The routine that gets the block as a parameter, doesn't have to know what it does, it just processes it.

It's a bit more advanced topic and I don't think you have to use it for most programming. I think it's more of a thing to use if you find an advantage to it.

http://rypress.com/tutorials/objective-c/blocks.html
 
There’s a functional value, but it’s also a matter of design, readability, encapsulation, etc.

The main thing to remember is a closure, or block, maintains the scope of the original inclosing function, even after the original function has been purged.

I saw a definition quite a while back I kind of liked:

"An object is data with functions, a closure is a function with data.”

So in other words, the anonymous function gets initialized with some values from the enclosing function, the enclosing function loses scope, but the closure maintains the values wrapped up into a defined function, that can passed around like a variable to other functions.

As an example:

In our app, during a UI event, we take input, setup values for various state changes, and wrap that into a block. That block is passed to a general backend handler (using AFNetworking). If the service call is successful, we execute the block which updates the UI (counter, icon state, etc.)

This way, the event handler passes in the logic of how to handle the UI, the networking library is very clean, and doesn’t need references to UI elements, the networking is more generic and the different events which handle different UI elements contain the logic relevant to their function.
 
I come from an Engineering background, not a CS background, but I have taken a few CS courses and it seems to me that they make lambda/blocks/closures/anonymous functions all more complicated seeming than they need to be.

First off, those are all referring to the same exact thing.

They allow you to pass code as an argument to a function or method that tells it what to do. Use cases would be times like NSArray's enumerateWithBlock - you want to use that method and pass code to it which tells it what to do with each item in the array.

You could also use it as a completion handler. Maybe you want to write a function which uploads something to the web, and then runs some code which the function's user provides when it's done. You don't know what code should run - that's up for the user of your function to decide - you just make your function accept the block and execute it at the right time for them.

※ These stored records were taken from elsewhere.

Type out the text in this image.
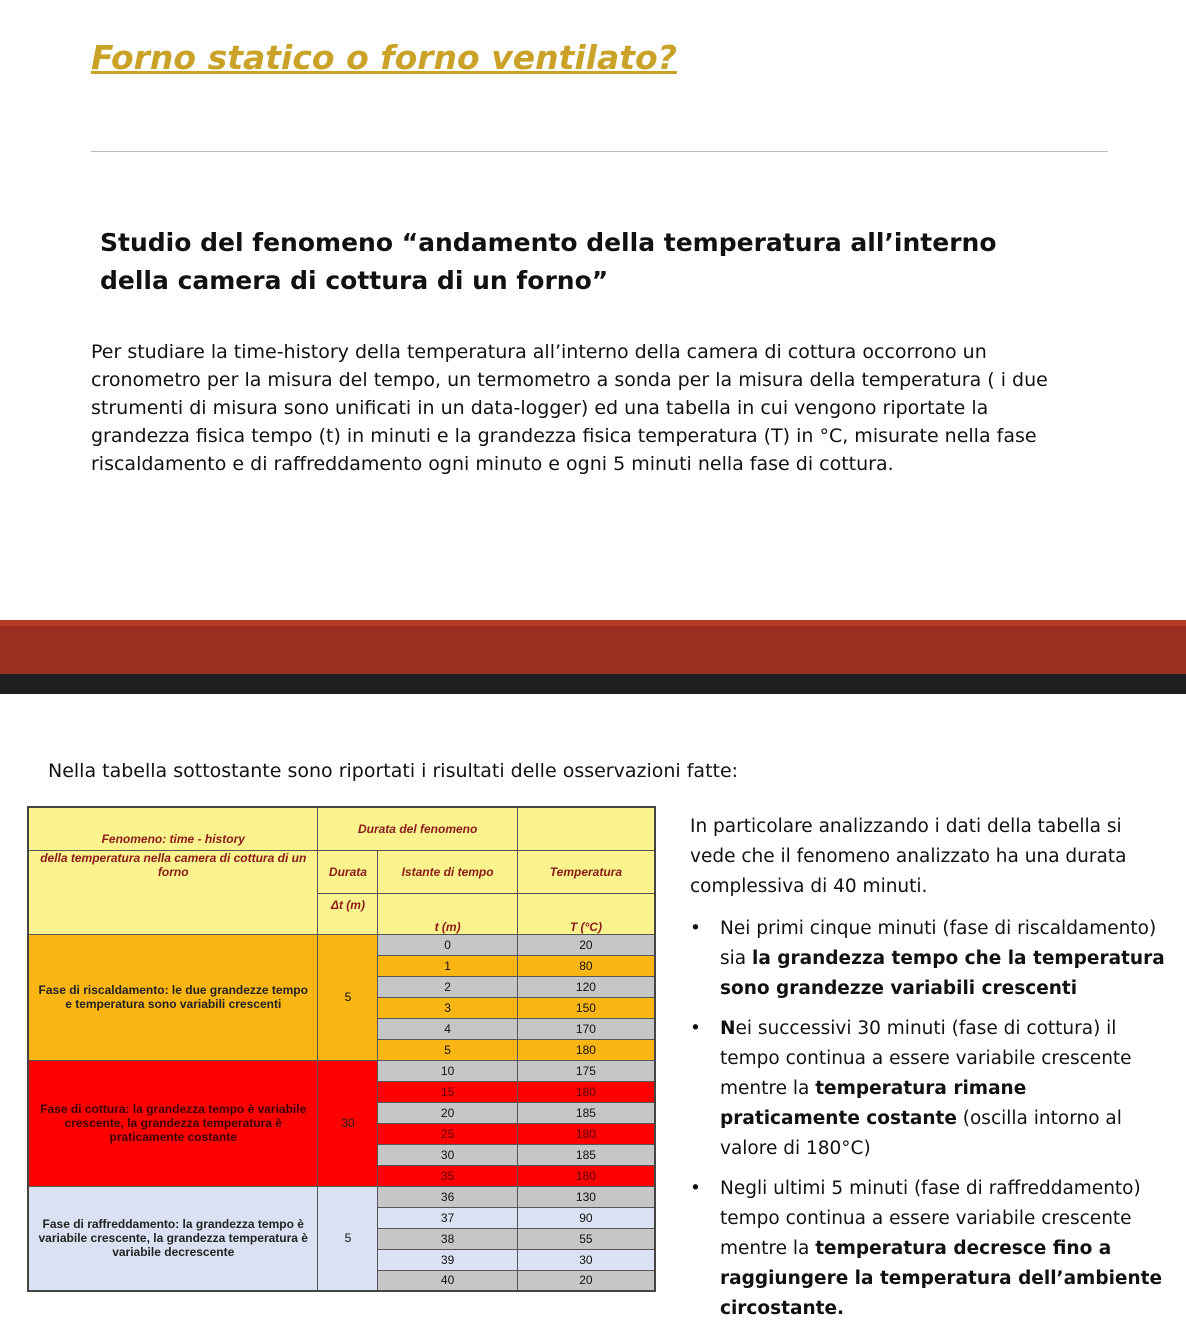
Forno statico o forno ventilato?
Studio del fenomeno “andamento della temperatura all’interno della camera di cottura di un forno”
Per studiare la time-history della temperatura all’interno della camera di cottura occorrono un cronometro per la misura del tempo, un termometro a sonda per la misura della temperatura ( i due strumenti di misura sono unificati in un data-logger) ed una tabella in cui vengono riportate la grandezza fisica tempo (t) in minuti e la grandezza fisica temperatura (T) in °C, misurate nella fase riscaldamento e di raffreddamento ogni minuto e ogni 5 minuti nella fase di cottura.
Nella tabella sottostante sono riportati i risultati delle osservazioni fatte:
Fenomeno: time - history	Durata del fenomeno		

della temperatura nella camera di cottura di un forno	Durata	Istante di tempo	Temperatura
	Δt (m)	t (m)	T (°C)
Fase di riscaldamento: le due grandezze tempo e temperatura sono variabili crescenti	5	0	20
		1	80
		2	120
		3	150
		4	170
		5	180
Fase di cottura: la grandezza tempo è variabile crescente, la grandezza temperatura è praticamente costante	30	10	175
		15	180
		20	185
		25	180
		30	185
		35	180
Fase di raffreddamento: la grandezza tempo è variabile crescente, la grandezza temperatura è variabile decrescente	5	36	130
		37	90
		38	55
		39	30
		40	20

In particolare analizzando i dati della tabella si vede che il fenomeno analizzato ha una durata complessiva di 40 minuti.

• Nei primi cinque minuti (fase di riscaldamento) sia la grandezza tempo che la temperatura sono grandezze variabili crescenti
• Nei successivi 30 minuti (fase di cottura) il tempo continua a essere variabile crescente mentre la temperatura rimane praticamente costante (oscilla intorno al valore di 180°C)
• Negli ultimi 5 minuti (fase di raffreddamento) tempo continua a essere variabile crescente mentre la temperatura decresce fino a raggiungere la temperatura dell’ambiente circostante.
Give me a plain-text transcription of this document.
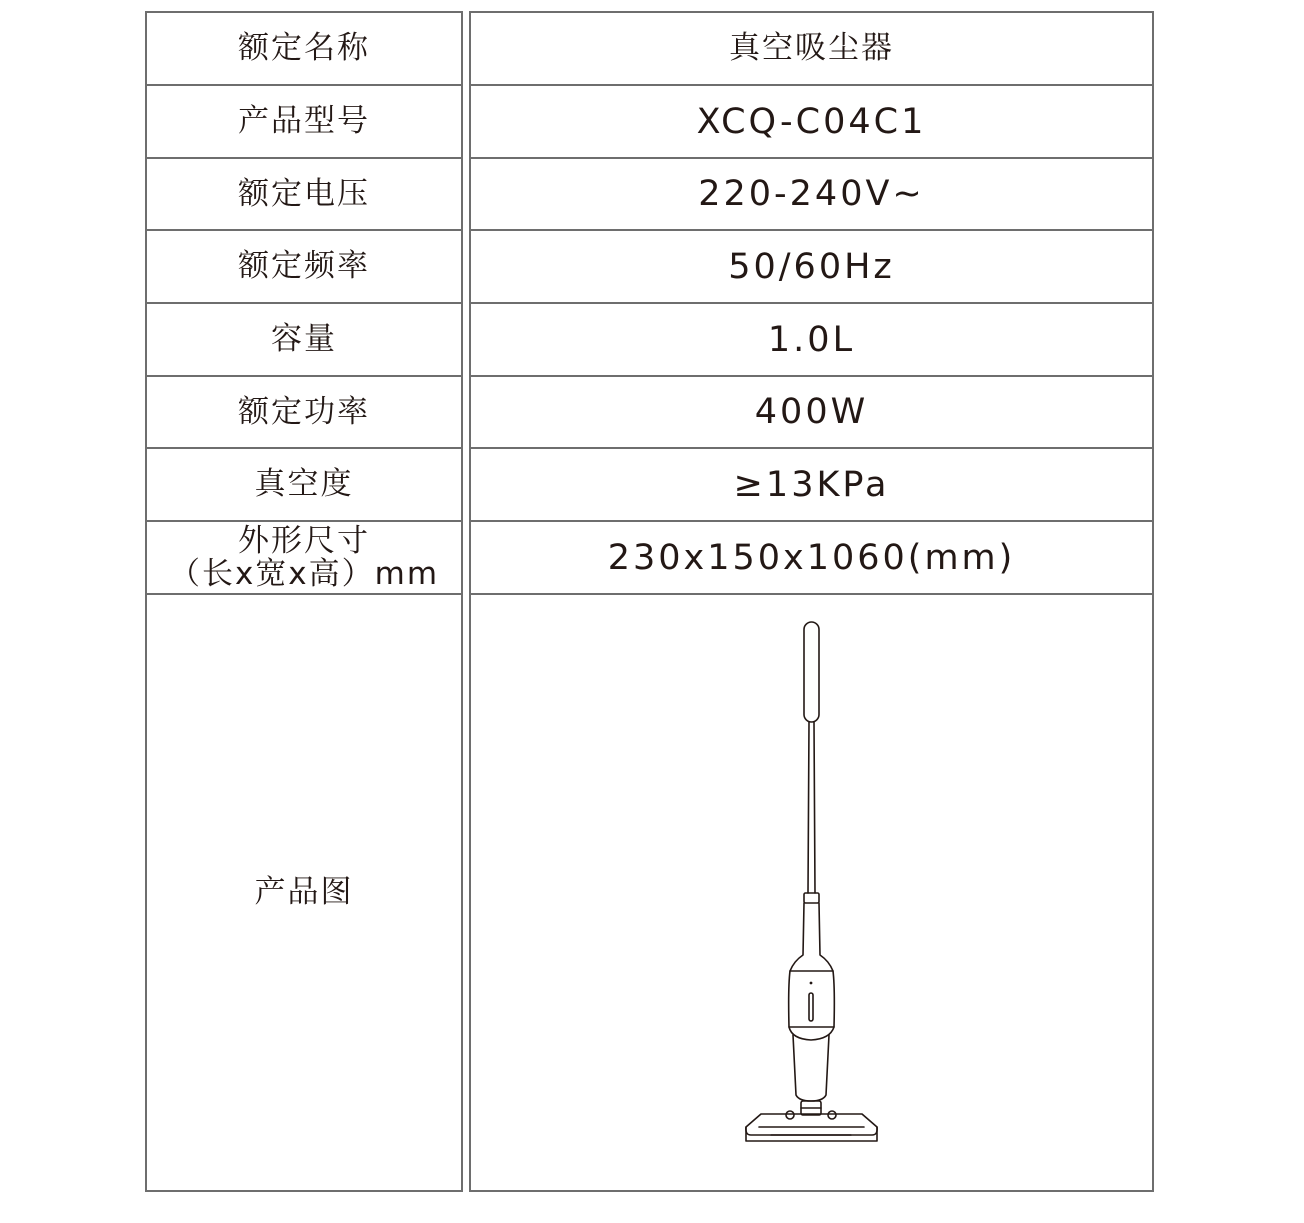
额定名称
产品型号
额定电压
额定频率
容量
额定功率
真空度
外形尺寸
（长x宽x高）mm
产品图
真空吸尘器
XCQ-C04C1
220-240V~
50/60Hz
1.0L
400W
≥13KPa
230x150x1060(mm)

This serves the same purpose as passing around function pointers in C. So why do these exist instead of using the C solution? Blocks allow you to define the code right where it'll be needed/used. Your function will only ever be needed right where it's passed in. It helps organize your code and keep related code together.
 
The difference with function pointers is that data from the outside needs to be passed in as an extra parameter, if there is more than one item then it's often a struct containing the data.
 
It's mainly a naming difference.

With C function callbacks, one normally has to copy some state data into a callback data struct, pass this data block with the function pointer to the callback, then inside the callback function refer to the data one copied in by different local names or pointer dereferences from the struct.

With blocks or closures, the language compiler and/or runtime figures out what data you need and copies the data into a struct for you, passes the struct of data to the callback for you, and lets your function use the exact same variable names for the data both before and inside the callback.

So you don't have to manually deal with callback data structs, and remember a bunch of potentially different names for the same variables and data you want to use.